Luo Zilang, Pi Damao, Xi Tianlan, Jiang Wenli, Qiu Feng, Yang Jiadan
Department of Pharmacy, The First Affiliated Hospital of Chongqing Medical University, Chongqing, China.
College of Pharmacy, Chongqing Medical University, Chongqing, China.
Front Endocrinol (Lausanne). 2025 Aug 8;16:1641114. doi: 10.3389/fendo.2025.1641114. eCollection 2025.
Diabetic cardiomyopathy (DCM) is a myocardial dysfunction disorder driven by diabetes-associated metabolic disorders, significantly elevating the risk of heart failure in patients with type 2 diabetes mellitus (T2DM). We aimed to develop and validate a nomogram for individualized DCM risk prediction in T2DM populations.

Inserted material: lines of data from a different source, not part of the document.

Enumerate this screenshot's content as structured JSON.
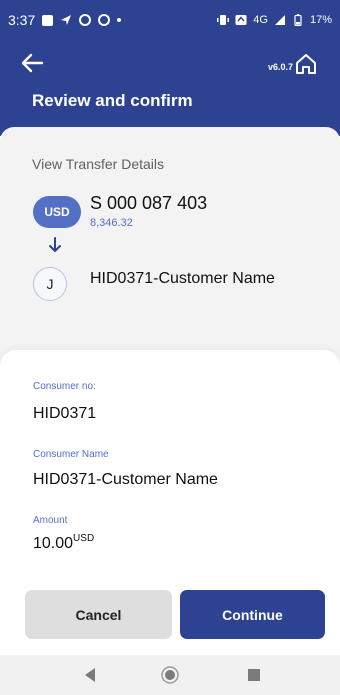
{
  "status_bar": {
    "time": "3:37",
    "network": "4G",
    "battery": "17%"
  },
  "header": {
    "version": "v6.0.7",
    "title": "Review and confirm"
  },
  "transfer": {
    "section_title": "View Transfer Details",
    "from": {
      "currency": "USD",
      "account_number": "S 000 087 403",
      "balance": "8,346.32"
    },
    "to": {
      "initial": "J",
      "name": "HID0371-Customer Name"
    }
  },
  "details": {
    "consumer_no_label": "Consumer no:",
    "consumer_no_value": "HID0371",
    "consumer_name_label": "Consumer Name",
    "consumer_name_value": "HID0371-Customer Name",
    "amount_label": "Amount",
    "amount_value": "10.00",
    "amount_currency": "USD"
  },
  "actions": {
    "cancel_label": "Cancel",
    "continue_label": "Continue"
  },
  "colors": {
    "primary": "#2d4290",
    "accent": "#5470c6",
    "background": "#f3f3f4"
  },
  "icons": [
    "back-arrow-icon",
    "home-icon",
    "down-arrow-icon",
    "nav-back-icon",
    "nav-home-icon",
    "nav-recents-icon"
  ]
}
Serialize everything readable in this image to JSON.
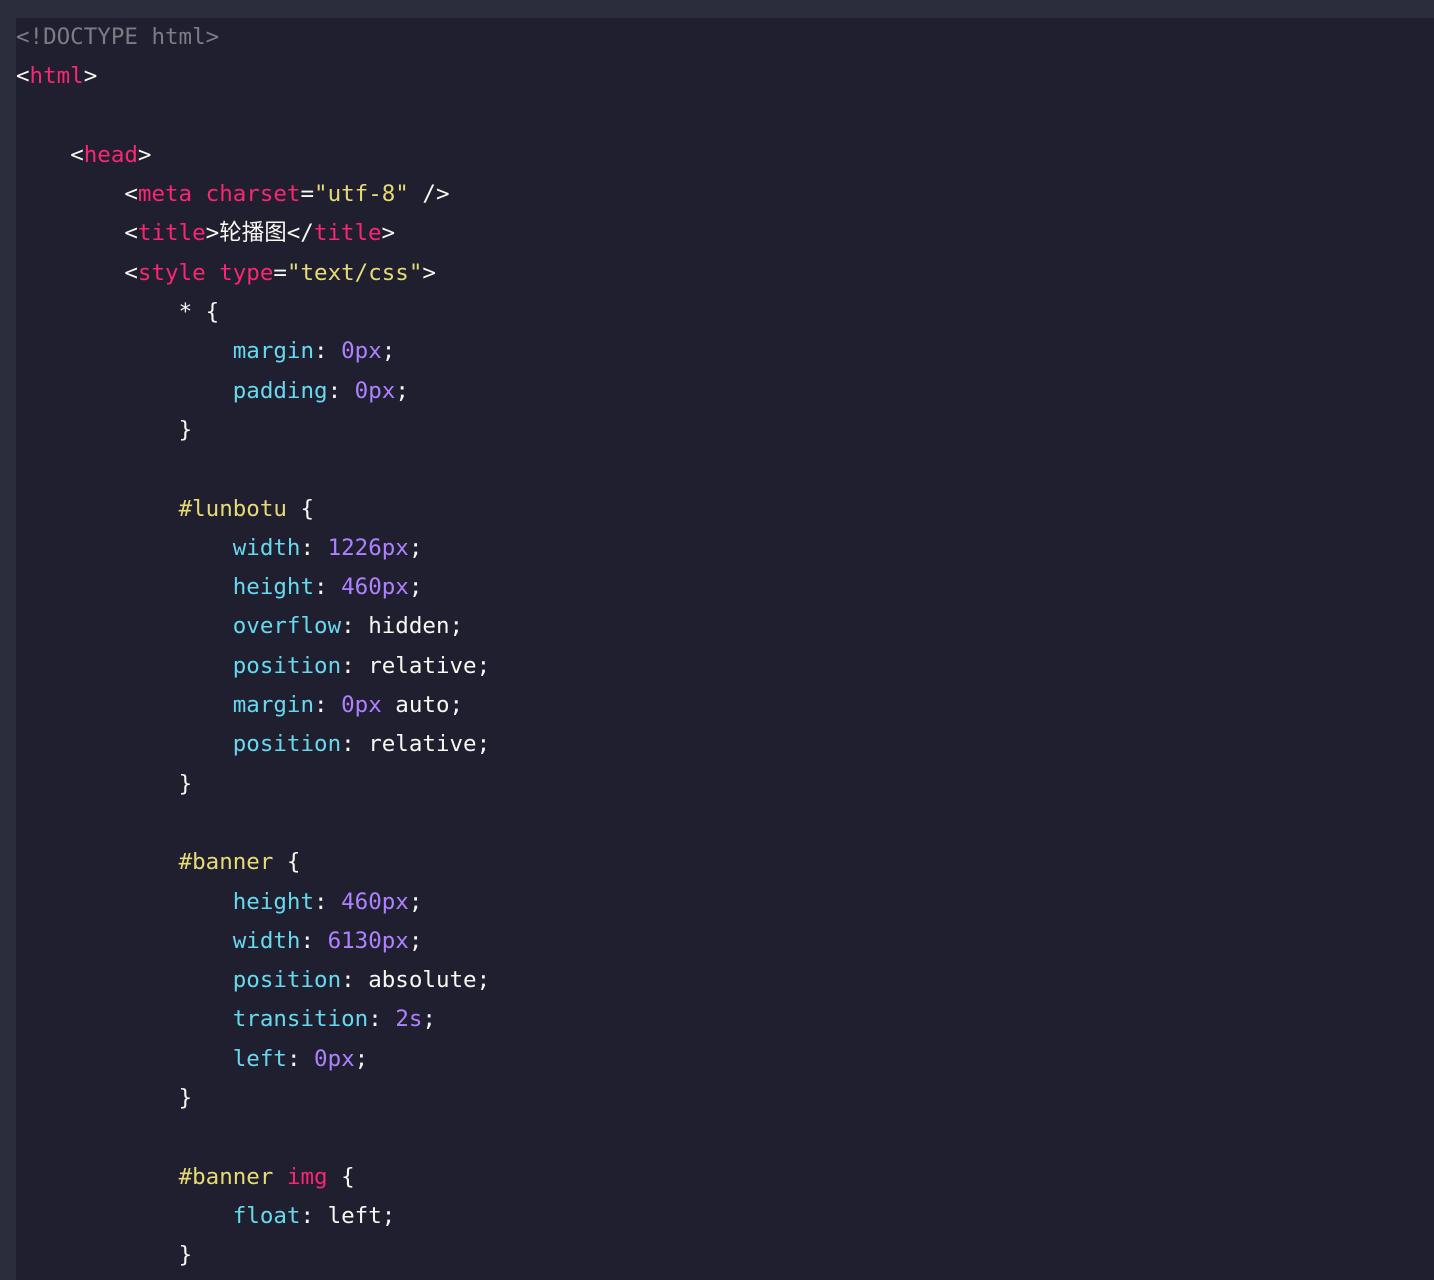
{
  "editor": {
    "theme_colors": {
      "background": "#201f30",
      "frame": "#2b2d3d",
      "tag": "#f92672",
      "string": "#e6db74",
      "property": "#66d9ef",
      "number": "#ae81ff",
      "comment": "#7c7c85",
      "text": "#f8f8f2"
    },
    "lines": [
      [
        {
          "t": "doctype",
          "v": "<!DOCTYPE html>"
        }
      ],
      [
        {
          "t": "punct",
          "v": "<"
        },
        {
          "t": "tag",
          "v": "html"
        },
        {
          "t": "punct",
          "v": ">"
        }
      ],
      [],
      [
        {
          "t": "text",
          "v": "    "
        },
        {
          "t": "punct",
          "v": "<"
        },
        {
          "t": "tag",
          "v": "head"
        },
        {
          "t": "punct",
          "v": ">"
        }
      ],
      [
        {
          "t": "text",
          "v": "        "
        },
        {
          "t": "punct",
          "v": "<"
        },
        {
          "t": "tag",
          "v": "meta"
        },
        {
          "t": "text",
          "v": " "
        },
        {
          "t": "attr",
          "v": "charset"
        },
        {
          "t": "punct",
          "v": "="
        },
        {
          "t": "str",
          "v": "\"utf-8\""
        },
        {
          "t": "punct",
          "v": " />"
        }
      ],
      [
        {
          "t": "text",
          "v": "        "
        },
        {
          "t": "punct",
          "v": "<"
        },
        {
          "t": "tag",
          "v": "title"
        },
        {
          "t": "punct",
          "v": ">"
        },
        {
          "t": "text",
          "v": "轮播图"
        },
        {
          "t": "punct",
          "v": "</"
        },
        {
          "t": "tag",
          "v": "title"
        },
        {
          "t": "punct",
          "v": ">"
        }
      ],
      [
        {
          "t": "text",
          "v": "        "
        },
        {
          "t": "punct",
          "v": "<"
        },
        {
          "t": "tag",
          "v": "style"
        },
        {
          "t": "text",
          "v": " "
        },
        {
          "t": "attr",
          "v": "type"
        },
        {
          "t": "punct",
          "v": "="
        },
        {
          "t": "str",
          "v": "\"text/css\""
        },
        {
          "t": "punct",
          "v": ">"
        }
      ],
      [
        {
          "t": "text",
          "v": "            "
        },
        {
          "t": "brace",
          "v": "* {"
        }
      ],
      [
        {
          "t": "text",
          "v": "                "
        },
        {
          "t": "prop",
          "v": "margin"
        },
        {
          "t": "punct",
          "v": ": "
        },
        {
          "t": "num",
          "v": "0px"
        },
        {
          "t": "punct",
          "v": ";"
        }
      ],
      [
        {
          "t": "text",
          "v": "                "
        },
        {
          "t": "prop",
          "v": "padding"
        },
        {
          "t": "punct",
          "v": ": "
        },
        {
          "t": "num",
          "v": "0px"
        },
        {
          "t": "punct",
          "v": ";"
        }
      ],
      [
        {
          "t": "text",
          "v": "            "
        },
        {
          "t": "brace",
          "v": "}"
        }
      ],
      [],
      [
        {
          "t": "text",
          "v": "            "
        },
        {
          "t": "sel",
          "v": "#lunbotu"
        },
        {
          "t": "brace",
          "v": " {"
        }
      ],
      [
        {
          "t": "text",
          "v": "                "
        },
        {
          "t": "prop",
          "v": "width"
        },
        {
          "t": "punct",
          "v": ": "
        },
        {
          "t": "num",
          "v": "1226px"
        },
        {
          "t": "punct",
          "v": ";"
        }
      ],
      [
        {
          "t": "text",
          "v": "                "
        },
        {
          "t": "prop",
          "v": "height"
        },
        {
          "t": "punct",
          "v": ": "
        },
        {
          "t": "num",
          "v": "460px"
        },
        {
          "t": "punct",
          "v": ";"
        }
      ],
      [
        {
          "t": "text",
          "v": "                "
        },
        {
          "t": "prop",
          "v": "overflow"
        },
        {
          "t": "punct",
          "v": ": "
        },
        {
          "t": "val",
          "v": "hidden"
        },
        {
          "t": "punct",
          "v": ";"
        }
      ],
      [
        {
          "t": "text",
          "v": "                "
        },
        {
          "t": "prop",
          "v": "position"
        },
        {
          "t": "punct",
          "v": ": "
        },
        {
          "t": "val",
          "v": "relative"
        },
        {
          "t": "punct",
          "v": ";"
        }
      ],
      [
        {
          "t": "text",
          "v": "                "
        },
        {
          "t": "prop",
          "v": "margin"
        },
        {
          "t": "punct",
          "v": ": "
        },
        {
          "t": "num",
          "v": "0px"
        },
        {
          "t": "val",
          "v": " auto"
        },
        {
          "t": "punct",
          "v": ";"
        }
      ],
      [
        {
          "t": "text",
          "v": "                "
        },
        {
          "t": "prop",
          "v": "position"
        },
        {
          "t": "punct",
          "v": ": "
        },
        {
          "t": "val",
          "v": "relative"
        },
        {
          "t": "punct",
          "v": ";"
        }
      ],
      [
        {
          "t": "text",
          "v": "            "
        },
        {
          "t": "brace",
          "v": "}"
        }
      ],
      [],
      [
        {
          "t": "text",
          "v": "            "
        },
        {
          "t": "sel",
          "v": "#banner"
        },
        {
          "t": "brace",
          "v": " {"
        }
      ],
      [
        {
          "t": "text",
          "v": "                "
        },
        {
          "t": "prop",
          "v": "height"
        },
        {
          "t": "punct",
          "v": ": "
        },
        {
          "t": "num",
          "v": "460px"
        },
        {
          "t": "punct",
          "v": ";"
        }
      ],
      [
        {
          "t": "text",
          "v": "                "
        },
        {
          "t": "prop",
          "v": "width"
        },
        {
          "t": "punct",
          "v": ": "
        },
        {
          "t": "num",
          "v": "6130px"
        },
        {
          "t": "punct",
          "v": ";"
        }
      ],
      [
        {
          "t": "text",
          "v": "                "
        },
        {
          "t": "prop",
          "v": "position"
        },
        {
          "t": "punct",
          "v": ": "
        },
        {
          "t": "val",
          "v": "absolute"
        },
        {
          "t": "punct",
          "v": ";"
        }
      ],
      [
        {
          "t": "text",
          "v": "                "
        },
        {
          "t": "prop",
          "v": "transition"
        },
        {
          "t": "punct",
          "v": ": "
        },
        {
          "t": "num",
          "v": "2s"
        },
        {
          "t": "punct",
          "v": ";"
        }
      ],
      [
        {
          "t": "text",
          "v": "                "
        },
        {
          "t": "prop",
          "v": "left"
        },
        {
          "t": "punct",
          "v": ": "
        },
        {
          "t": "num",
          "v": "0px"
        },
        {
          "t": "punct",
          "v": ";"
        }
      ],
      [
        {
          "t": "text",
          "v": "            "
        },
        {
          "t": "brace",
          "v": "}"
        }
      ],
      [],
      [
        {
          "t": "text",
          "v": "            "
        },
        {
          "t": "sel",
          "v": "#banner"
        },
        {
          "t": "text",
          "v": " "
        },
        {
          "t": "tag",
          "v": "img"
        },
        {
          "t": "brace",
          "v": " {"
        }
      ],
      [
        {
          "t": "text",
          "v": "                "
        },
        {
          "t": "prop",
          "v": "float"
        },
        {
          "t": "punct",
          "v": ": "
        },
        {
          "t": "val",
          "v": "left"
        },
        {
          "t": "punct",
          "v": ";"
        }
      ],
      [
        {
          "t": "text",
          "v": "            "
        },
        {
          "t": "brace",
          "v": "}"
        }
      ]
    ]
  }
}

This retrospective study enrolled 525 consecutive T2DM patients admitted to our hospital (June 2022-June 2024). Participants were randomly allocated to training (70%) or validation (30%) cohorts. Baseline clinical characteristics, laboratory profiles, and echocardiographic parameters were collected. Predictors were identified via univariate then multivariate logistic regression, followed by nomogram construction. Model validation included: (1) internal validation via 1000 bootstrap resamples; (2) discrimination assessed by the area under the receiver operating characteristic curve (AUC-ROC); (3) calibration evaluated using calibration plots and the Hosmer-Lemeshow goodness-of-fit test; (4) clinical utility determined by decision curve analysis (DCA) and clinical impact curves (CIC).
Six independent predictors-age, duration of type 2 diabetes mellitus (T2DM Duration), systolic blood pressure (SBP), urinary albumin-to-creatinine ratio (UACR), left atrial diameter (LAD), and left ventricular posterior wall thickness at end-diastole (LVPWd)-were incorporated. The model showed excellent discrimination: AUC 0.947 (95% CI: 0.916-0.967) in training and 0.922 (95% CI: 0.870-0.956) in validation cohorts. Calibration indicated strong agreement (Hosmer-Lemeshow χ² = 9.2119, = 0.3247). DCA and CIC confirmed clinical utility.
This nomogram integrates routine clinical/echocardiographic parameters to predict DCM risk in T2DM patients, facilitating individualized risk stratification and guiding early cardioprotective interventions in high-risk populations.
https://www.chictr.org.cn/index.html, identifier ChiCTR2400093755.
糖尿病性心肌病(DCM)是一种由糖尿病相关代谢紊乱驱动的心肌功能障碍疾病,显著增加了2型糖尿病(T2DM)患者发生心力衰竭的风险。我们旨在开发并验证一种用于T2DM人群DCM个体化风险预测的列线图。
这项回顾性研究纳入了我院连续收治的525例T2DM患者(2022年6月至2024年6月)。参与者被随机分配到训练队列(70%)或验证队列(30%)。收集基线临床特征、实验室检查结果和超声心动图参数。通过单因素然后多因素逻辑回归确定预测因素,随后构建列线图。模型验证包括:(1)通过1000次自抽样重采样进行内部验证;(2)通过受试者操作特征曲线下面积(AUC-ROC)评估辨别力;(3)使用校准图和Hosmer-Lemeshow拟合优度检验评估校准;(4)通过决策曲线分析(DCA)和临床影响曲线(CIC)确定临床实用性。
纳入了六个独立预测因素——年龄、2型糖尿病病程(T2DM病程)、收缩压(SBP)、尿白蛋白与肌酐比值(UACR)、左心房内径(LAD)和舒张末期左心室后壁厚度(LVPWd)。该模型显示出优异的辨别力:训练队列中的AUC为0.947(95%CI:0.916-0.967),验证队列中的AUC为0.922(95%CI:0.870-0.956)。校准表明一致性良好(Hosmer-Lemeshow χ² = 9.2119,P = 0.3247)。DCA和CIC证实了临床实用性。
该列线图整合了常规临床/超声心动图参数以预测T2DM患者的DCM风险,有助于进行个体化风险分层并指导高危人群的早期心脏保护干预。